A Free Man of Color - Barbara Hambly [94]
He looked away, unable to meet her eyes. Then he sighed. “Looks like it’s my day to be double stupid. Now you got me talkin’ gombo,” he added, realizing he had slipped, not only into the softer inflections of the Africanized speech, but into its abbreviated forms as well.
“You always did set store on bein’ a Frenchman,” smiled Olympe. “You as bad as Mama, and that sister of ours with her fat custard moneybag, pretendin’ I’m no kin of theirs because I’m my father’s child.” Her mouth quirked, and for a moment the old anger glinted in her eyes.
“I’m sorry.” His hand moved toward the money.

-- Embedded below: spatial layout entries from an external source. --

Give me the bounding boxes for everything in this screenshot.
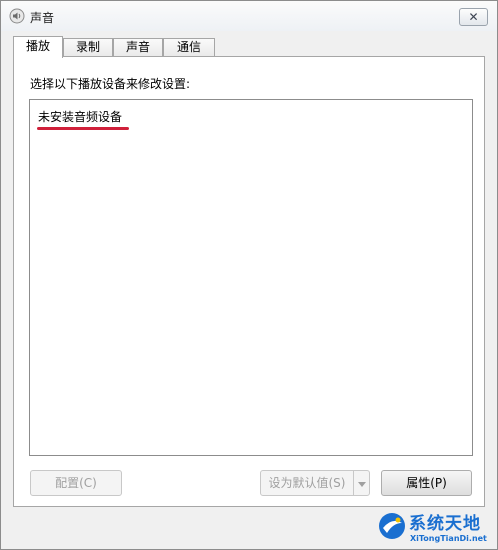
title-bar[interactable]: 声音 ✕	[1, 1, 497, 31]
watermark-subtitle: XiTongTianDi.net	[410, 534, 487, 543]
device-list[interactable]: 未安装音频设备	[29, 99, 473, 456]
playback-panel: 选择以下播放设备来修改设置: 未安装音频设备 配置(C) 设为默认值(S) 属性…	[13, 56, 485, 507]
tab-playback[interactable]: 播放	[13, 36, 63, 58]
tab-recording[interactable]: 录制	[63, 38, 113, 57]
set-default-dropdown[interactable]	[353, 470, 370, 496]
set-default-button[interactable]: 设为默认值(S)	[260, 470, 354, 496]
chevron-down-icon	[357, 476, 366, 490]
configure-button[interactable]: 配置(C)	[30, 470, 122, 496]
sound-dialog: 声音 ✕ 播放 录制 声音 通信 选择以下播放设备来修改设置: 未安装音频设备 …	[0, 0, 498, 550]
instruction-label: 选择以下播放设备来修改设置:	[30, 77, 191, 91]
window-title: 声音	[30, 11, 55, 25]
watermark: 系统天地 XiTongTianDi.net	[377, 509, 495, 549]
speaker-icon	[9, 8, 25, 24]
highlight-underline	[37, 127, 129, 130]
properties-button[interactable]: 属性(P)	[381, 470, 472, 496]
close-icon: ✕	[468, 10, 479, 24]
no-device-message: 未安装音频设备	[38, 110, 123, 124]
tab-sounds[interactable]: 声音	[113, 38, 163, 57]
watermark-title: 系统天地	[409, 514, 481, 534]
tab-strip: 播放 录制 声音 通信	[13, 36, 483, 58]
watermark-logo-icon	[377, 511, 407, 541]
close-button[interactable]: ✕	[459, 8, 488, 26]
tab-communications[interactable]: 通信	[163, 38, 215, 57]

She regarded him in surprise.
“You change your mind ’bout Doctor John?”
“I thought you just told me you wouldn’t tell.”
“I won’t tell on the person who paid me,” she said, as if explaining something to one of her younger children. “Might be some completely different soul went to John Bayou, and that’s none of my lookout. I should know in two, three days.”
“I’ll be back by then.” He thought he said the words casually, but there was more than just interest in the way she turned her head. “I’m leaving town for a few days. Riding out tonight, as soon as the dancing’s through.”
He felt his heart trip quicker as he spoke the words aloud. It was something he didn’t want to think about. Since he had returned to Louisiana, he had not been out of New Orleans, had barely left the French town, and then only for certain specific destinations: the Culvers’ house, the houses of other private pupils.
In the old French town, the traditions of a free colored caste protected him. His French speech identified him with it, at least to those who knew, and his friends and family guarded him, because should ill befall his mother’s son, ill would threaten them all.
Whatever family he might possess in the rest of the state, wherever and whoever they were, they were still picking cotton and cutting cane, without legal names or legal rights. In effect, everything beyond Canal Street was the Swamp.
“Can’t that policeman go?” she asked. “Or won’t he?”
“I don’t know,” said January softly. “I think they’re keeping him busy, keeping him quiet. And I think …” He hesitated, not exactly sure what to say because he wasn’t exactly sure what it was he was going to Chien Mort to seek.
“I think he really wants to find out the truth,” he went on slowly. “But he’s an American, and he’s a white man. If in his heart he really doesn’t want the killer to be Galen Peralta, he’ll be … too willing to look the other way if Peralta Père says, ‘Look over there.’ And you know for a fact he’s not going to get a thing out of those slaves.”
Olympe nodded.
January swallowed hard, thinking about the world outside the bounds of the city he knew. “I think it’s gotta be me.”
Through the open doors to the rear parlor he could see a girl of twelve or so, skinny like Olympe but with the red-mahogany cast of the free colored, with a two-year-old boy on her knee, telling him a long tale about Compair Lapin and Michie Dindon while she shelled peas at the table.
He thought, They can walk twelve blocks downstream or six blocks toward the river and they’ll be safe … my nephew, my niece. But he knew that wasn’t even true anymore.
“I’ll be back,” he said. His voice was hoarse.
“Wait.” Olympe rose, crossed to the big étagère in the corner. Like the settle—and all the furniture in the room—it was very plain, with a patina of great age, the red cypress gleaming like satin. Its shelves were lined with borders of fancifully cut paper, and held red clay pots and tin canisters that had once contained coffee, sugar, or cocoa, labels garish in several tongues. She took a blue bead from one canister and a couple of tiny bones from another, tied the bones in a piece of red flannel and laced everything together onto a leather thong, muttering to herself and occasionally clapping her hands or snapping her fingers while she worked. Then she put the entire thong into her mouth, crossed herself three times, and knelt before the chromo of the Virgin, her head bowed in prayer.